Although he’s captured many portraits of downtown, my favorite is a photograph that is the perfect rebuttal to the notion that Los Angeles is a city without history: It shows a parking lot on Main Street where asphalt obscures much of the mosaic tile floor of an old business.

“It’s all beneath the pavement,” Fuentes said. “Not even history because the history is lost. There’s just rumors.”

History was one reason Fuentes began View From a Loft in 2006.

“This is why I take photos of downtown public art and buildings. You never know what’s going to be gone next,” he said.

“Murals were designed to be art for the masses, and in the case of ethnic-based murals, spoke for those underrepresented. In Los Angeles, its own identity is lost because it’s a region people come to reinvent the city, and/or reinvent themselves. This current legacy of remaining murals, plus the manifesto of current artists, may not realize their work represents another undervalued voice: The city’s own history.

“When I was looking to create my own form of narrative, I sensed the traditional L.A. mural, in its best form, is a novel.... I thought to myself, what is a modern way of storytelling, and used a newspaper column as a tone … ended up writing more to get a higher level of storytelling.”

But going from painting murals to working with words wasn’t easy at first.
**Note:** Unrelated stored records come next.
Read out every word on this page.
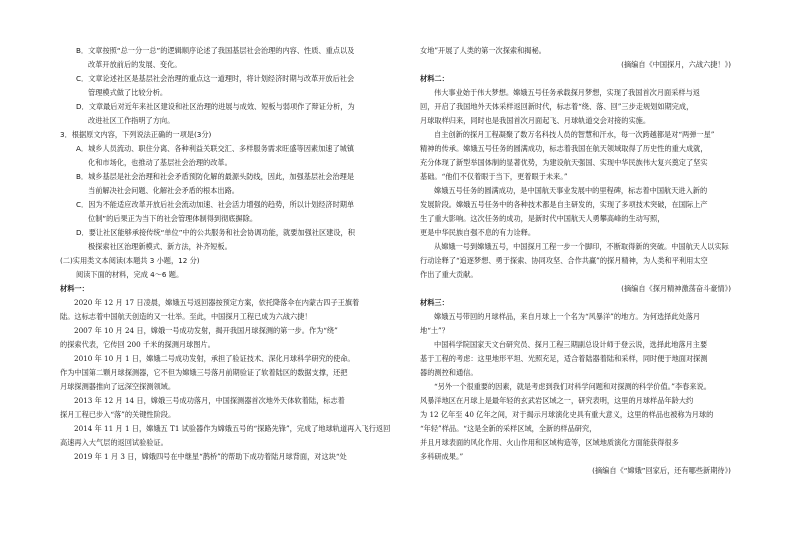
B．文章按照“总一分一总”的逻辑顺序论述了我国基层社会治理的内容、性质、重点以及

改革开放前后的发展、变化。

C．文章论述社区是基层社会治理的重点这一道理时，将计划经济时期与改革开放后社会

管理模式做了比较分析。

D．文章最后对近年来社区建设和社区治理的进展与成效、短板与弱项作了辩证分析，为

改进社区工作指明了方向。

3．根据原文内容，下列说法正确的一项是(3分)

A．城乡人员流动、职住分离、各种利益关联交汇、多样服务需求旺盛等因素加速了城镇

化和市场化，也推动了基层社会治理的改革。

B．城乡基层是社会治理和社会矛盾预防化解的最源头防线，因此，加强基层社会治理是

当前解决社会问题、化解社会矛盾的根本出路。

C．因为不能适应改革开放后社会流动加速、社会活力增强的趋势，所以计划经济时期单

位制”的后果正为当下的社会管理体制得到彻底摒除。

D．要让社区能够承接传统“单位”中的公共服务和社会协调功能，就要加强社区建设，积

极探索社区治理新模式、新方法，补齐短板。

(二)实用类文本阅读(本题共 3 小题，12 分)

阅读下面的材料，完成 4～6 题。

材料一：

2020 年 12 月 17 日凌晨，嫦娥五号返回器按预定方案，依托降落伞在内蒙古四子王旗着

陆。这标志着中国航天创造的又一壮举。至此，中国探月工程已成为六战六捷！

2007 年 10 月 24 日，嫦娥一号成功发射，揭开我国月球探测的第一步。作为“绕”

的探索代表，它传回 200 千米的探测月球图片。

2010 年 10 月 1 日，嫦娥二号成功发射，承担了验证技术、深化月球科学研究的使命。

作为中国第二颗月球探测器，它不但为嫦娥三号落月前期验证了软着陆区的数据支撑，还把

月球探测器推向了远深空探测领域。

2013 年 12 月 14 日，嫦娥三号成功落月，中国探测器首次地外天体软着陆，标志着

探月工程已步入“落”的关键性阶段。

2014 年 11 月 1 日，嫦娥五 T1 试验器作为嫦娥五号的“探路先锋”，完成了地球轨道再入飞行返回

高速再入大气层的返回试验验证。

2019 年 1 月 3 日，嫦娥四号在中继星“鹊桥”的帮助下成功着陆月球背面，对这块“处

女地”开展了人类的第一次探索和揭秘。

(摘编自《中国探月，六战六捷！》)

材料二：

伟大事业始于伟大梦想。嫦娥五号任务承载探月梦想，实现了我国首次月面采样与返

回，开启了我国地外天体采样返回新时代，标志着“绕、落、回”三步走规划如期完成，

月球取样归来，同时也是我国首次月面起飞、月球轨道交会对接的实施。

自主创新的探月工程凝聚了数万名科技人员的智慧和汗水，每一次跨越都是对“两弹一星”

精神的传承。嫦娥五号任务的圆满成功，标志着我国在航天领域取得了历史性的重大成就，

充分体现了新型举国体制的显著优势，为建设航天强国、实现中华民族伟大复兴奠定了坚实

基础。“他们不仅着眼于当下，更着眼于未来。”

嫦娥五号任务的圆满成功，是中国航天事业发展中的里程碑，标志着中国航天进入新的

发展阶段。嫦娥五号任务中的各种技术都是自主研发的，实现了多项技术突破，在国际上产

生了重大影响。这次任务的成功，是新时代中国航天人勇攀高峰的生动写照，

更是中华民族自强不息的有力诠释。

从嫦娥一号到嫦娥五号，中国探月工程一步一个脚印，不断取得新的突破。中国航天人以实际

行动诠释了“追逐梦想、勇于探索、协同攻坚、合作共赢”的探月精神，为人类和平利用太空

作出了重大贡献。

(摘编自《探月精神激荡奋斗豪情》)

材料三：

嫦娥五号带回的月球样品，来自月球上一个名为“风暴洋”的地方。为何选择此处落月

地“土”？

中国科学院国家天文台研究员、探月工程三期副总设计师于登云说，选择此地落月主要

基于工程的考虑：这里地形平坦、光照充足，适合着陆器着陆和采样，同时便于地面对探测

器的测控和通信。

“另外一个很重要的因素，就是考虑到我们对科学问题和对探测的科学价值。”李春来说。

风暴洋地区在月球上是最年轻的玄武岩区域之一，研究表明，这里的月球样品年龄大约

为 12 亿年至 40 亿年之间，对于揭示月球演化史具有重大意义，这里的样品也被称为月球的

“年轻”样品。“这是全新的采样区域，全新的样品研究，

并且月球表面的风化作用、火山作用和区域构造等，区域地质演化方面能获得很多

多科研成果。”

(摘编自《“嫦娥”回家后，还有哪些新期待》)
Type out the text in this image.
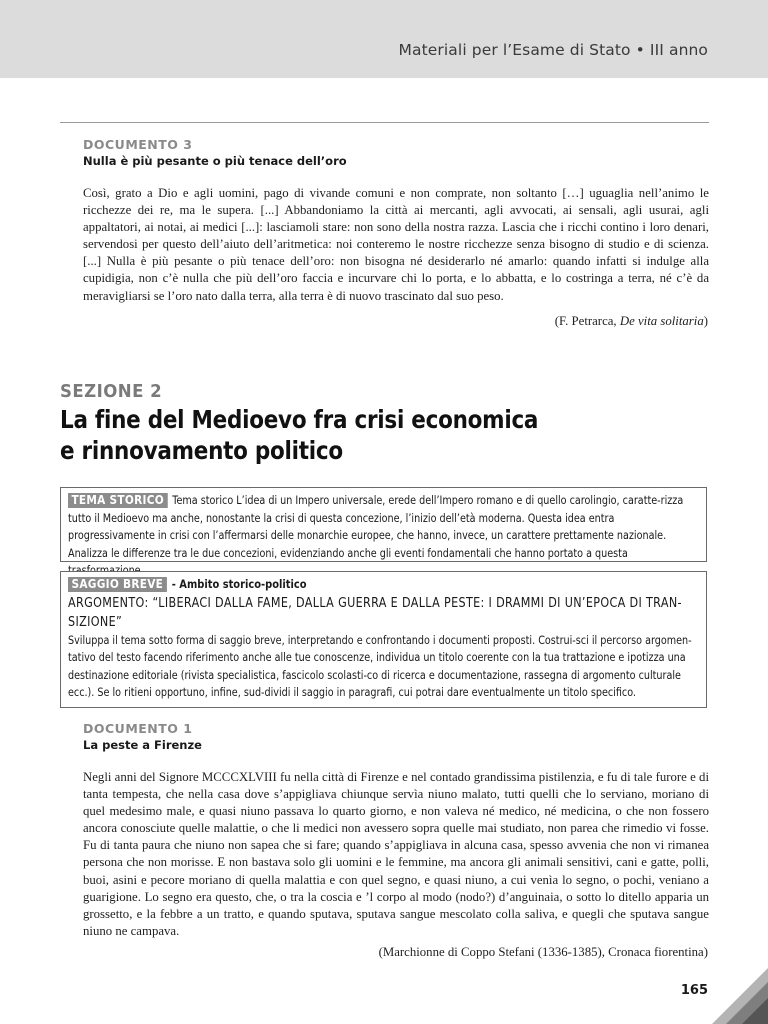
Materiali per l’Esame di Stato • III anno
DOCUMENTO 3
Nulla è più pesante o più tenace dell’oro
Così, grato a Dio e agli uomini, pago di vivande comuni e non comprate, non soltanto […] uguaglia nell’animo le ricchezze dei re, ma le supera. [...] Abbandoniamo la città ai mercanti, agli avvocati, ai sensali, agli usurai, agli appaltatori, ai notai, ai medici [...]: lasciamoli stare: non sono della nostra razza. Lascia che i ricchi contino i loro denari, servendosi per questo dell’aiuto dell’aritmetica: noi conteremo le nostre ricchezze senza bisogno di studio e di scienza. [...] Nulla è più pesante o più tenace dell’oro: non bisogna né desiderarlo né amarlo: quando infatti si indulge alla cupidigia, non c’è nulla che più dell’oro faccia e incurvare chi lo porta, e lo abbatta, e lo costringa a terra, né c’è da meravigliarsi se l’oro nato dalla terra, alla terra è di nuovo trascinato dal suo peso.
(F. Petrarca, De vita solitaria)
SEZIONE 2
La fine del Medioevo fra crisi economica
e rinnovamento politico
TEMA STORICO Tema storico L’idea di un Impero universale, erede dell’Impero romano e di quello carolingio, caratte-rizza tutto il Medioevo ma anche, nonostante la crisi di questa concezione, l’inizio dell’età moderna. Questa idea entra progressivamente in crisi con l’affermarsi delle monarchie europee, che hanno, invece, un carattere prettamente nazionale. Analizza le differenze tra le due concezioni, evidenziando anche gli eventi fondamentali che hanno portato a questa
SAGGIO BREVE - Ambito storico-politico
ARGOMENTO: “LIBERACI DALLA FAME, DALLA GUERRA E DALLA PESTE: I DRAMMI DI UN’EPOCA DI TRAN-SIZIONE”
Sviluppa il tema sotto forma di saggio breve, interpretando e confrontando i documenti proposti. Costrui-sci il percorso argomen-tativo del testo facendo riferimento anche alle tue conoscenze, individua un titolo coerente con la tua trattazione e ipotizza una destinazione editoriale (rivista specialistica, fascicolo scolasti-co di ricerca e documentazione, rassegna di argomento culturale ecc.). Se lo ritieni opportuno, infine, sud-dividi il saggio in paragrafi, cui potrai dare eventualmente un titolo specifico.
DOCUMENTO 1
La peste a Firenze
Negli anni del Signore MCCCXLVIII fu nella città di Firenze e nel contado grandissima pistilenzia, e fu di tale furore e di tanta tempesta, che nella casa dove s’appigliava chiunque servìa niuno malato, tutti quelli che lo serviano, moriano di quel medesimo male, e quasi niuno passava lo quarto giorno, e non valeva né medico, né medicina, o che non fossero ancora conosciute quelle malattie, o che li medici non avessero sopra quelle mai studiato, non parea che rimedio vi fosse. Fu di tanta paura che niuno non sapea che si fare; quando s’appigliava in alcuna casa, spesso avvenia che non vi rimanea persona che non morisse. E non bastava solo gli uomini e le femmine, ma ancora gli animali sensitivi, cani e gatte, polli, buoi, asini e pecore moriano di quella malattia e con quel segno, e quasi niuno, a cui venìa lo segno, o pochi, veniano a guarigione. Lo segno era questo, che, o tra la coscia e ’l corpo al modo (nodo?) d’anguinaia, o sotto lo ditello apparia un grossetto, e la febbre a un tratto, e quando sputava, sputava sangue mescolato colla saliva, e quegli che sputava sangue niuno ne campava.
(Marchionne di Coppo Stefani (1336-1385), Cronaca fiorentina)
165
Then he realized that he was thinking in Spanish and writing in English.

“I said, ‘I must get into a character, like I was in theater, and write like a white guy … or an angry Latino muralist … or because I like to challenge myself, a lesbian feminist.”

Fuentes excused himself to begin setting up his cameras — he had roped off a couple of parking spaces outside the Cornerstone Theater Co. for the photo shoot.

He returned with the news that Andrea Alonso, a student at USC’s Annenberg School for Communication and Journalism, had arrived to conduct a video interview about Los Angeles murals, and we broke off our conversation.

Outside, in the middle of Traction Avenue, Fuentes stood in front of a video camera and clipped on a microphone while the theater company members began gathering on the sidewalk to be posed for their photos. Up the street, a semi was creeping around the corner, so Fuentes turned around to direct the driver. The human cyclone was on the move again.